KOMPAS.com - Menurut pelatih senior Italia yang terlibat dalam kisah Cinderella bersama Leicester City pada 2016, Claudio Ranieri, pencetusan European Super League merupakan ide buruk yang membuatnya sedih.

Deklarasi penyelenggaraan European Super League pada awal pekan ini membuat geger kancah sepak bola Benua Biru.

Kompetisi tertutup yang rencananya akan diputar pada Agustus mendatang itu dipercaya bakal meruntuhkan spirit universal sepak bola.

Kisah Cinderella ala Leicester City yang bisa membalikkan segala prediksi dengan menjuarai Premier League pada 2016 silam, akan sulit terulang.

Pasalnya, partisipan European Super League diisi klub-klub mapan nan tajir. Tak ada ruang buat tim medioker apalagi level gurem.

European Super League dicetuskan oleh 12 klub, yakni Man United, Man City, Liverpool, Chelsea, Arsenal, Tottenham, Barcelona, Real Madrid, Atletico Madrid, Juventus, Inter Milan, dan AC Milan.

Belakangan, duo Premier League, Chelsea dan Man City, memutuskan mundur dari liga elite tersebut.

Baca juga: Di Balik European Super League, Ada Kebohongan Konstan Bos Juventus

Upaya penyelenggaraan European Super League langsung mendapatkan kecaman dari berbagai pihak, termasuk Presiden UEFA dan FIFA.

Aleksander Ceferin selaku Presiden UEFA sampai berani mengancam bahwa pemain yang terlibat dalam liga sempalan bernama European Super League tak akan bisa berpartisipasi di gelaran Euro dan Piala Dunia.

Rakus, egois, narsis adalah kata sifat yang belakangan sering disematkan kepada 12 klub penggagas European Super League.

Tanpa ragu, Claudio Ranieri ikut mengecam ide penyelenggaraan European Super League.

"Saya sangat sedih. European Super League sangat buruk," kata Ranieri yang secara mengejutkan mengantar Leicester City menjuarai Liga Inggris edisi 2015-2016.

Baca juga: Dalangi European Super League, Presiden Juventus Dicap Pengkhianat Serie A

"Kisah Leicester sangat spesial dan kita akan kehilangan cerita semacam itu."

"Ini bukan hanya soal sepak bola. Saya ingat rasanya ketika orang India dan Inggris merayakan gelar juara Leicester City bersama-sama," ujar Ranieri yang kala mengarsiteki Leicester begitu lekat dengan jargon dilly-ding dilly-dong.

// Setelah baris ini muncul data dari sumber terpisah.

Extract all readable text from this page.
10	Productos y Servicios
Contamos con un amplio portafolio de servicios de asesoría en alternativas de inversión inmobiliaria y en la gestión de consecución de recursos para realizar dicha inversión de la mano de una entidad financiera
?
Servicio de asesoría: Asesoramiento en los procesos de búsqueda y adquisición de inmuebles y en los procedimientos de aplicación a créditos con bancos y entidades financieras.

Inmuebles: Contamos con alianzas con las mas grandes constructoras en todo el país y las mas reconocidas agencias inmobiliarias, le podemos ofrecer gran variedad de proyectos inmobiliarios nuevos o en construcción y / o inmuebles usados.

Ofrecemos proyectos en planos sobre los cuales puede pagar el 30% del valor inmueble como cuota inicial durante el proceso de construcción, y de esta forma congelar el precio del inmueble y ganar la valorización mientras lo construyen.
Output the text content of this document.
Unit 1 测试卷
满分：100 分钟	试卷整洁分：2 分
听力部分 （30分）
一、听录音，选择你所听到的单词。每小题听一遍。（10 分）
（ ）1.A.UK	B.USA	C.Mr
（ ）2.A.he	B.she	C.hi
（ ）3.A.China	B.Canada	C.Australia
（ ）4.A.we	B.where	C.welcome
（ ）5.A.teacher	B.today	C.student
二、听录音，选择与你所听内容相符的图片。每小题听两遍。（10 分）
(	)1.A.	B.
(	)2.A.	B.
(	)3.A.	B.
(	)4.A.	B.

Bagi Ranieri yang kini melatih Sampdoria, keberadaan European Super League akan menghilangkan makna terdalam dari olahraga itu sendiri.

"Pencapaian bersama Leicester adalah yang pertama kali terlintas di pikiran saya ketika mendengar berita, terlepas dari saya menjadi bagian dari kisah tersebut."

"Itulah sepak bola, kuda hitam bisa mengalahkan tim besar. Itulah esensi dari olahraga."

"Apa yang mereka coba lakukan itu salah. Mungkin mereka melakukan itu untuk menutup utang? Tak adil buat sepak bola. Saya harap UEFA mencegah mereka," kata Ranieri mengakhiri.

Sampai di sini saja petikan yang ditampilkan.